McGrath’s outreach to progressive voters, while important, can’t interfere with her appeal to the slice of Republican voters who are no longer fans of McConnell, said Steve Voss, a political science professor at the University of Kentucky.
“Even if she gets an enthusiastic turnout in Louisville, she still needs the swing voters in smaller cities and towns around Kentucky,” he said. “She’s can’t write them off.”
That’s especially true in a presidential election year. The GOP presidential nominee’s vote share increased in both 2012 and 2016, when Trump received more than 62% of the vote, and Republicans cut their historical voter registration disadvantage down from 15 percentage points in 2014 to 5, according to state data.

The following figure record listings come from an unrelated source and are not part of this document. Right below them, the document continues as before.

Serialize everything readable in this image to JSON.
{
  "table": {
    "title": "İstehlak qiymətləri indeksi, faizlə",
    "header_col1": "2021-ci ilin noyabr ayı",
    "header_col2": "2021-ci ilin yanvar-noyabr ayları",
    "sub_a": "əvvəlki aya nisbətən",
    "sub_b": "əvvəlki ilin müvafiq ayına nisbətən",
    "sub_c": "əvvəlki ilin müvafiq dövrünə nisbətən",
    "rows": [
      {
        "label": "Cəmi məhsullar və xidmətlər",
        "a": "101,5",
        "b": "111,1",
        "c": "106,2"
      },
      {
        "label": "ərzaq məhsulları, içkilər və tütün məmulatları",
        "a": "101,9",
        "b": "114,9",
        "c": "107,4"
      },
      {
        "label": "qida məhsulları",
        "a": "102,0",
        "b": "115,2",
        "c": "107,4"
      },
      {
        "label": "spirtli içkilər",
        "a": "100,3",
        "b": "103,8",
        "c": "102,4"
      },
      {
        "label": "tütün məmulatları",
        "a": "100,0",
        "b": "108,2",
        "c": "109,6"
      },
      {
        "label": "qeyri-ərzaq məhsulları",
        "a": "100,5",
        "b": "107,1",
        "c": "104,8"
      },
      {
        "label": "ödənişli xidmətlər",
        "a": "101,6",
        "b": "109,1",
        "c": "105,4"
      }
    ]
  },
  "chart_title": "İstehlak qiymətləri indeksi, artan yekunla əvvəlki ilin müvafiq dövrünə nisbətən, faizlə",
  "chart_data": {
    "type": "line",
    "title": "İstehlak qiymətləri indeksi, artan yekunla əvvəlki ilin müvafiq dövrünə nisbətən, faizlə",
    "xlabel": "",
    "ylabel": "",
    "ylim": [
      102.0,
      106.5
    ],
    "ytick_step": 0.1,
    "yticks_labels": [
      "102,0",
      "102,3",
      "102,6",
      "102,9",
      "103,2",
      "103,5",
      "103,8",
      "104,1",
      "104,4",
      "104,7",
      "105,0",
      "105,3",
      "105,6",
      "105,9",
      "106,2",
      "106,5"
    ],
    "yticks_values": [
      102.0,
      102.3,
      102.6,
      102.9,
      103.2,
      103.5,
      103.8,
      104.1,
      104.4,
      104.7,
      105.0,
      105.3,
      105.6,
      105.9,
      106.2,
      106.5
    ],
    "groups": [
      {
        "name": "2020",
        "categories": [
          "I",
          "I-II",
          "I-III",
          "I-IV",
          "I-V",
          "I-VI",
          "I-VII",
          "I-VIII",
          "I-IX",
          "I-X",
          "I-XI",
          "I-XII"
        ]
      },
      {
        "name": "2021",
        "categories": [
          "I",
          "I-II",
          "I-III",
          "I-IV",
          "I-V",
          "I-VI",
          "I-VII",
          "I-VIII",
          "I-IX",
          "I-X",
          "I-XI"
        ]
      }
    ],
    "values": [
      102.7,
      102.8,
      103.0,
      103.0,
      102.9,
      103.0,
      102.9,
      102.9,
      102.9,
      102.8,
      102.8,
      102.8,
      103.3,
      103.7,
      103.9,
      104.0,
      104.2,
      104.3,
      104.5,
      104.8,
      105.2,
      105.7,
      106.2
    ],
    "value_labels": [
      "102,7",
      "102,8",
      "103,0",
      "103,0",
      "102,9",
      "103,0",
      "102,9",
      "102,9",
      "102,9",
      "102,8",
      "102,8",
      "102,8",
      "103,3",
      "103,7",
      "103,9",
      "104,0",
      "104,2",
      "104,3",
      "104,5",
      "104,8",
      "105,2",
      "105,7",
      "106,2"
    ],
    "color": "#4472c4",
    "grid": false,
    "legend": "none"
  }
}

“She has to tap into resentment of elites,” Cross said. “There’s this narrow slice of voters who are anti-elite, which means they’re pro-Trump and anti-McConnell.”
McGrath’s stunning fundraising prowess is forcing national Republican groups to spend money in Kentucky, with seats far more vulnerable on the map and the Senate majority on the line.
The Senate Leadership Fund pledged $10.8 million for McConnell, with another $4.3 million coming from the super PAC’s nonprofit arm, One Nation.
McConnell has never faced a challenger that could keep pace with him in fundraising. McGrath outraised McConnell by $10 million, but both had about $16 million on hand as of June 30. That, Voss said, allows McGrath to define herself to voters while countering McConnell’s attacks, something Grimes was unable to do in 2014.
“We’re aware of quite a few people outside of Kentucky want to see his tenure end,” said McConnell campaign spokeswoman Kate Cooksey. “We’re ready to compete with that.”